Kansas Sen. Roberts Announces
Retirement; Can Seat Stay With GOP?

By Jim Ellis

Kansas Sen. Pat Roberts (R)

Jan. 8, 2018 — Veteran Kansas Sen. Pat Roberts (R), who will turn 84 years of age before the next election, announced last Friday that he will not seek re-election to a fifth term in 2020. He becomes the second Senate incumbent to announce his retirement effective 2021, following Tennessee’s Lamar Alexander (R) who made his decision public just before Christmas.

In 2014, Sen. Roberts faced a competitive election against Independent Greg Orman who appeared to coalesce the anti-Roberts vote when Democrat Chad Taylor withdrew from the race because the latter man knew that the senator was certain to win a three-way contest.

With early October polls finding Orman leading Sen. Roberts by as many as 10 percentage points, the veteran Kansas office holder pulled out all of the stops to rebound with a 53-43 percent win. The 2014 Republican wave helped Roberts sweep to victory, overcoming what proved to be largely inaccurate polling along the way.

Pat Roberts was originally elected to Congress in 1980, winning the western 1st District, a seat he would hold for eight terms before claiming an open Senate position in 1996. At the end of the current term he will conclude 40 years of congressional service.

Since 1968, a Kansas Senate seat has only come open five times. Already, the list of potential candidates for the 2020 incumbent-less contest is long.

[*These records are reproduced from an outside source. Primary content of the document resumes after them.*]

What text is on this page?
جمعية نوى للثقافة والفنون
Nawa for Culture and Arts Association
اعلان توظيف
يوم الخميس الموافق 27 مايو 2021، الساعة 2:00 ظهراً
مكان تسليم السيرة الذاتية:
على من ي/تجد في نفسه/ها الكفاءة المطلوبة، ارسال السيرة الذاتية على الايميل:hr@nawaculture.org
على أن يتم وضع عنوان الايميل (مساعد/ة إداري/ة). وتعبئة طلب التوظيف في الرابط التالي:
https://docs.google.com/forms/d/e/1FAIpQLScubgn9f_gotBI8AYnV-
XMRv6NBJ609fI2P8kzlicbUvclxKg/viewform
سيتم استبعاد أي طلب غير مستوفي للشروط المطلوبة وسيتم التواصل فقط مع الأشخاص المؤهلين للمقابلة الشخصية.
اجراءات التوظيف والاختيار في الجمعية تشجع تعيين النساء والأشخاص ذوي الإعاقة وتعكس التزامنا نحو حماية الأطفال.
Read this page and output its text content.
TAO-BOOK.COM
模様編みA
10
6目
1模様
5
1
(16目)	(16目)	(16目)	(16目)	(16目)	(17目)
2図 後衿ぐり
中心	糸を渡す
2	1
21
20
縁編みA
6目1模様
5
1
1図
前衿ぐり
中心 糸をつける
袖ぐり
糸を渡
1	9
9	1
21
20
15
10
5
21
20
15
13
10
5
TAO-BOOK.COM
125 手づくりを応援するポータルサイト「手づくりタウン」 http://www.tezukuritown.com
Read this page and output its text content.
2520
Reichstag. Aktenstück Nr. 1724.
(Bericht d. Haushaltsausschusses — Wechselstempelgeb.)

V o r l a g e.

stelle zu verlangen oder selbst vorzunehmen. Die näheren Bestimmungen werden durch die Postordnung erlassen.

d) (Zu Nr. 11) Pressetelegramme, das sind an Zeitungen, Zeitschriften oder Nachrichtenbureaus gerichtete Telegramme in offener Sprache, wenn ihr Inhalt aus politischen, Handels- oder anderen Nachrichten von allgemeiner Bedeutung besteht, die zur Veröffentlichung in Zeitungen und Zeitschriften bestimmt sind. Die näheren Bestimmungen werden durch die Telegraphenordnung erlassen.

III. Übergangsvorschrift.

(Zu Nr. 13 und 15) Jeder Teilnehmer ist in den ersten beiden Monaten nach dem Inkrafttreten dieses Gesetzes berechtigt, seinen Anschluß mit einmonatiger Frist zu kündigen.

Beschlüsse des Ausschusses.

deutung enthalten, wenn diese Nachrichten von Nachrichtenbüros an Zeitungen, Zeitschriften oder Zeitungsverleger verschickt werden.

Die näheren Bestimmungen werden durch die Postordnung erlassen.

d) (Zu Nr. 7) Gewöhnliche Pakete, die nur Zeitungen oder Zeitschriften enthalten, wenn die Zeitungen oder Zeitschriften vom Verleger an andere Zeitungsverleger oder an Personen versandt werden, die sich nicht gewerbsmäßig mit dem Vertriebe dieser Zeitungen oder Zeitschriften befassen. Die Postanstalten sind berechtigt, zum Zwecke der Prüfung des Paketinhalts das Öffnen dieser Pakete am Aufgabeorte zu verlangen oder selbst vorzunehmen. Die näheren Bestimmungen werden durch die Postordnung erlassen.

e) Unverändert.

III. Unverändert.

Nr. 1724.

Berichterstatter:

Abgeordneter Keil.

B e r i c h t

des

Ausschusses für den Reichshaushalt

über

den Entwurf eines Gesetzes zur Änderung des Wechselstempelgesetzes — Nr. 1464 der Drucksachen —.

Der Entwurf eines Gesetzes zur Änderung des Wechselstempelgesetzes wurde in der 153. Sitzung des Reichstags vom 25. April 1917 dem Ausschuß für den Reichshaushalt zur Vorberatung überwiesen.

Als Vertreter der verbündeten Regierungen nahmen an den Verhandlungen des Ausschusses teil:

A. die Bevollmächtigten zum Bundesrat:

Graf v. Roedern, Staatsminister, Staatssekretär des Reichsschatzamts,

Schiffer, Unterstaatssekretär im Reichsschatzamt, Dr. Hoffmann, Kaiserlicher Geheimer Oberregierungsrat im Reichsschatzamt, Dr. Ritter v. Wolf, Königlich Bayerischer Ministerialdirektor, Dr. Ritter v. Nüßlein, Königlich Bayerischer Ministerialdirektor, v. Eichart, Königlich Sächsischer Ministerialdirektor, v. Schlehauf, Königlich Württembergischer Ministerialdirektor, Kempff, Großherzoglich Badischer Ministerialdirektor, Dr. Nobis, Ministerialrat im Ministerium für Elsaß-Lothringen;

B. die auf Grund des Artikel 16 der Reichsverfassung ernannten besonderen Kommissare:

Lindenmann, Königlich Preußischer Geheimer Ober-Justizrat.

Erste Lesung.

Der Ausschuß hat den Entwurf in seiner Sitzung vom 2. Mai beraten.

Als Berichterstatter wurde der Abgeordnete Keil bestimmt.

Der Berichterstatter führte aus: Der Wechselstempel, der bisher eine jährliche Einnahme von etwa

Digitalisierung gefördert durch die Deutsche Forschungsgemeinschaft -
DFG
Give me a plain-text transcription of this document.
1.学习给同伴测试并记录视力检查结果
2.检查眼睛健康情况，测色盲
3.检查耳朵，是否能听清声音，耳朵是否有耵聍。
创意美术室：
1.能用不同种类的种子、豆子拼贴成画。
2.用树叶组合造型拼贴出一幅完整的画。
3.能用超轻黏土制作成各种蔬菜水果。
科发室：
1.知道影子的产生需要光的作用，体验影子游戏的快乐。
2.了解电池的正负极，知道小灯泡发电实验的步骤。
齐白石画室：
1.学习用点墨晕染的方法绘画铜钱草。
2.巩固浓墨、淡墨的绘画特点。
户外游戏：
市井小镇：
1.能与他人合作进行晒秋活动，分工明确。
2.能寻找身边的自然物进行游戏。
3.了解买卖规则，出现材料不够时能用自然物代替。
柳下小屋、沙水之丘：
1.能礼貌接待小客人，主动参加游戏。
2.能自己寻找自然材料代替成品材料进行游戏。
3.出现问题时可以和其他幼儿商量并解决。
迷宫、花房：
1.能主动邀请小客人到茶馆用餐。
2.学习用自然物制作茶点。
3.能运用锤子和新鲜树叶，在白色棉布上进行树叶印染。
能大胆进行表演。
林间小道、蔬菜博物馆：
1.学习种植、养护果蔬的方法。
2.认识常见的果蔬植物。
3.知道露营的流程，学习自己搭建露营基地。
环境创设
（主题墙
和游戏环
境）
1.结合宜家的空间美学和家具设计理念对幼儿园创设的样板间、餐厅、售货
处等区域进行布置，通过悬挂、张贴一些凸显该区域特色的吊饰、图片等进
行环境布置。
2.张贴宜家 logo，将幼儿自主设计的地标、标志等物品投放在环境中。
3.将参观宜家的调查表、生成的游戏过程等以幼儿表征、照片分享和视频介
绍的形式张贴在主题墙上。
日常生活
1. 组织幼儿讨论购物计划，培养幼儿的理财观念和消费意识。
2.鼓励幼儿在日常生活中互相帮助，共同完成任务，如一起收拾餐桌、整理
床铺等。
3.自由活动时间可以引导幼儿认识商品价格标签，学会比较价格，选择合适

For the Republicans, second-term western Kansas Rep. Roger Marshall (R-Great Bend), who unseated then-Rep. Tim Huelskamp in the 2016 Republican primary and then easily won subsequent general elections, has said for weeks that he would be interested in launching a Senate campaign if Roberts were to retire. Former congressman Kevin Yoder (R), who was defeated in the 2018 election after serving four terms is another name that is surfacing in the early post-retirement announcement period.

Former governor Jeff Colyer, who lost a close 2018 primary to then-Secretary of State Kris Kobach (343 votes from an electorate of 317,165 cast ballots), is another individual who is being mentioned as a potential Senate candidate. So is Kobach, himself, but he would begin in a weakened position after losing what should have been a safe race for governor.

Other Republicans who apparently have an interest in running are oil businessman and 2018 lieutenant governor candidate Wink Hartman, Attorney General Derek Schmidt, and American Conservative Union chairman Matt Schlapp. Secretary of State Mike Pompeo, a former Kansas congressman, is also being speculated upon as a potential GOP candidate.

After Gov. Laura Kelly’s (D) victory in the 2018 statewide race, the Democratic nomination will be taken more seriously for the 2020 open Senate campaign. Kelly, then a Topeka state senator, defeated Kobach 48-43 percent, with Orman taking 6.5 percent as an Independent candidate. Originally, it appeared Orman’s presence, campaigning from the left, would have helped the Republicans, but Kelly was still able to win even though she did so with only a plurality.

Though Gov. Kelly would certainly be a formidable Democratic Senate candidate, she is unlikely to run for a different office so quickly. Rep. Sharice Davids (D-Roeland Park/ Kansas City) will also be prominently mentioned, but it is unclear whether she would want to exit the House after just one term. Additionally, she might have a difficult time selling herself in the remainder of the state, which is considerably more conservative than the district she just claimed in November.

Another appearance from Orman also cannot be dismissed. Though he upset the Democratic establishment when refusing to exit the governor’s race last year, he still could return as an Independent — but running as a Democrat remains within the realm of possibility.

The Roberts’ seat should stay in Republican hands, assuming the party can unify behind the eventual nominee. But, with the split between Kansas conservatives and moderates being among the most severe in the nation, as was evidenced in the last governor’s race, there is no guarantee that the right-of-center rank and file and party leadership will come together. Therefore, the 2020 open Kansas Senate race will be a campaign to watch.